Kibrin pervazını çakarken rastladım ona. Bir fikri ağzından düşürmeyegörsün, saçma olsa da iflah olmaz şekilde savunur fikrini. Sen istersen kırk dereden su getir, onda bir adımlık değişiklik yapamazsın.  “Benim oğlum bina okur, döner döner yine okur”  böyleleri için söylenmiş bir mektep-name herhalde.

Açıkçası dost zırvalarsa yarası derin oluyor.

Bu pervaz ustası;

“Türkiye için Kuzey Irak’ta bir Kürt devleti kurulması korkulacak şey değildir” diyor.

Devlet bilmiyor, Cumhurbaşkanı bilmiyor, Başbakan bilmiyor, Devlet Bahçeli bilmiyor bizim pervaz ustası tarihçimiz biliyor.
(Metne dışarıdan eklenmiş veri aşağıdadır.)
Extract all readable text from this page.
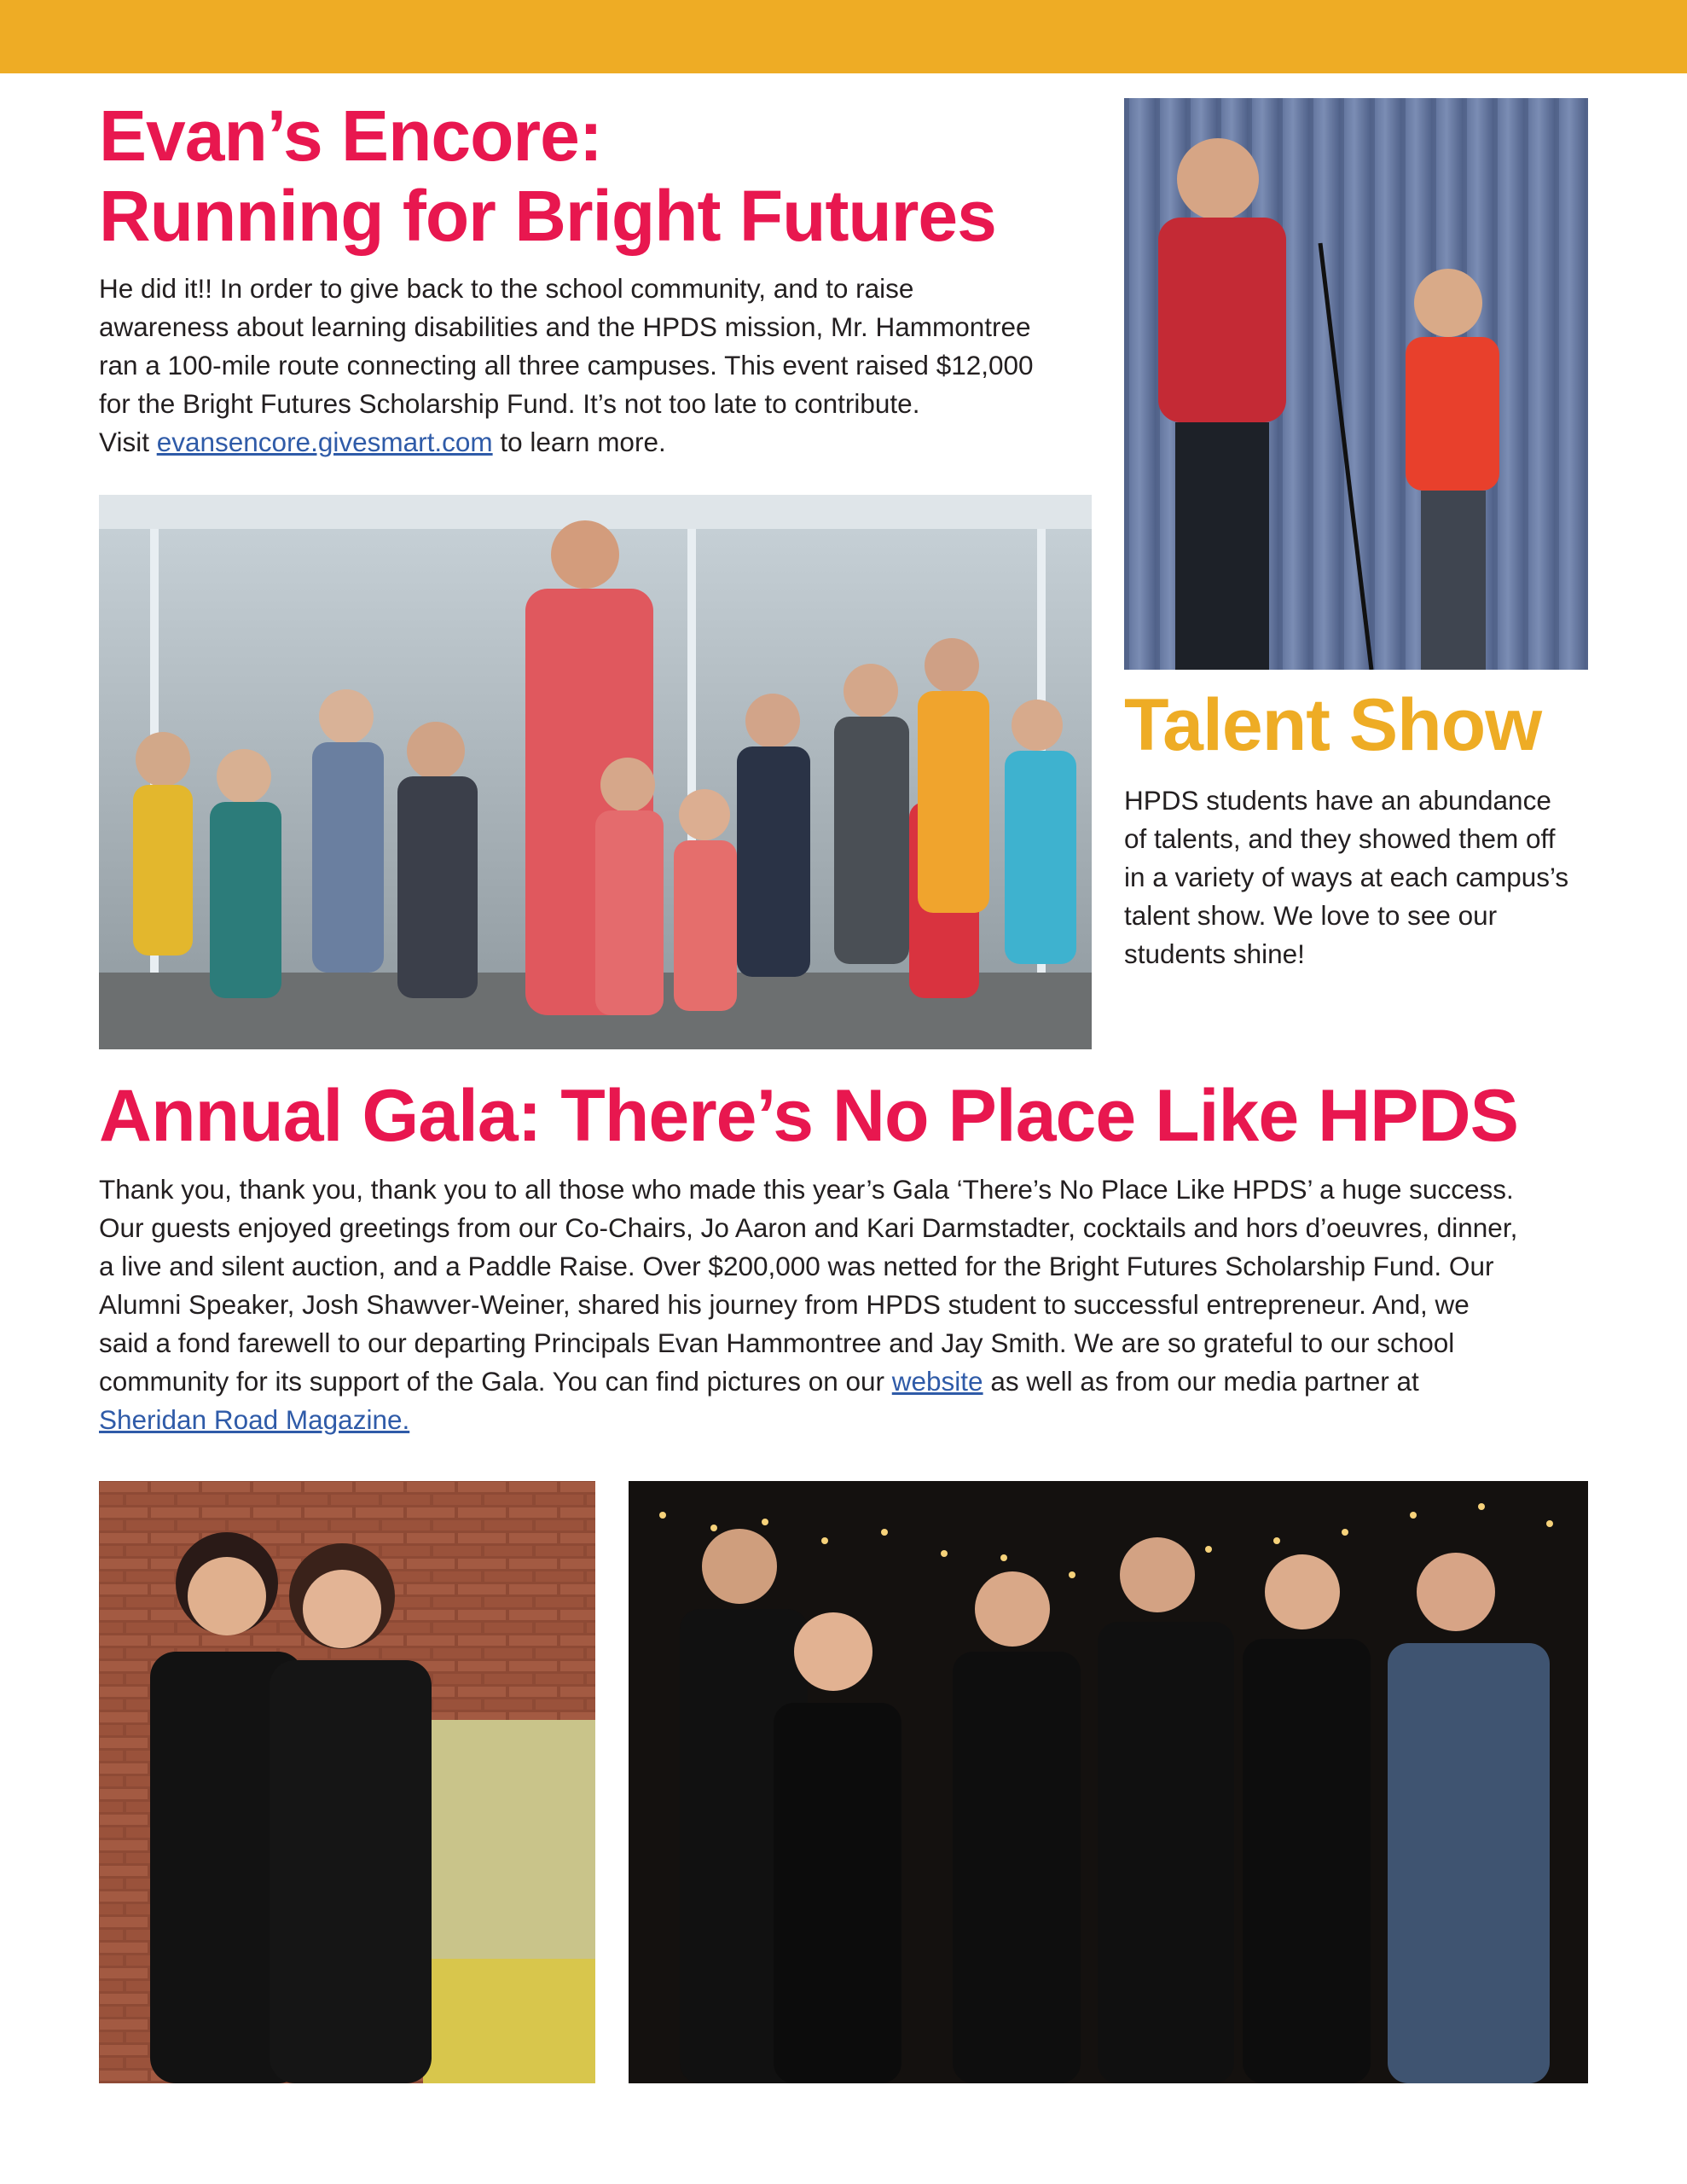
Evan’s Encore:
Running for Bright Futures

He did it!! In order to give back to the school community, and to raise
awareness about learning disabilities and the HPDS mission, Mr. Hammontree
ran a 100-mile route connecting all three campuses. This event raised $12,000
for the Bright Futures Scholarship Fund. It’s not too late to contribute.
Visit evansencore.givesmart.com to learn more.

Talent Show

HPDS students have an abundance
of talents, and they showed them off
in a variety of ways at each campus’s
talent show. We love to see our
students shine!

Annual Gala: There’s No Place Like HPDS

Thank you, thank you, thank you to all those who made this year’s Gala ‘There’s No Place Like HPDS’ a huge success.
Our guests enjoyed greetings from our Co-Chairs, Jo Aaron and Kari Darmstadter, cocktails and hors d’oeuvres, dinner,
a live and silent auction, and a Paddle Raise. Over $200,000 was netted for the Bright Futures Scholarship Fund. Our
Alumni Speaker, Josh Shawver-Weiner, shared his journey from HPDS student to successful entrepreneur. And, we
said a fond farewell to our departing Principals Evan Hammontree and Jay Smith. We are so grateful to our school
community for its support of the Gala. You can find pictures on our website as well as from our media partner at
Sheridan Road Magazine.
Hatta Kılıçdaroğlu bile bu konuda hükümetle beraberken bu pervaz ustası büyüğümün fikrinde diretmesi anlaşılır gibi değil.

Kendine göre gerekçeler ileri sürüyor; ama “ticari menfaat” üstünde bütün söylemini bohçalıyor.

Hani kendisini sevmesem ağız bozabilirim. Çünkü Türk’ün çıkarlarının önüne babam set çekse ona tahammül edemem. Tabii böylesine çıplak söylemiyor görüşünü, dağların ardına saklaya saklaya merhaleli bir yöntemle yapıyor bunu.

Desem ki Kürtsever bir kökten neşet etmiş, değil. Ya bizimle tartışmayı şiddetlendirmek adına ya da yanlış ifadesini yalamama adına diretiyor.

Biz Trabzon’da aşırı solun sazını çalanlarda bu tür söylemleri gördük. Yüksek hümanistlik payesi kazanmak için memleketi kaybetmeyi göze alabilecek bu zevatları biliyoruz da bu pervaz ustaya ne oluyor.

Biz fikrin şeraresiyle cidal ederken sonradan gelenlerden bir kişi dahi pervaz ustaya hak vermedi.

Bazen bizim ‘aydın’ımız karanlıkları seçiyor. Farklı bakmak adına böylesine kendini zorlamaya ne lüzum var. Farklı bakmaya ben de mutiyim ama iş milletin bekasına dayanınca bu lüksü yakmam, mum yeter derim.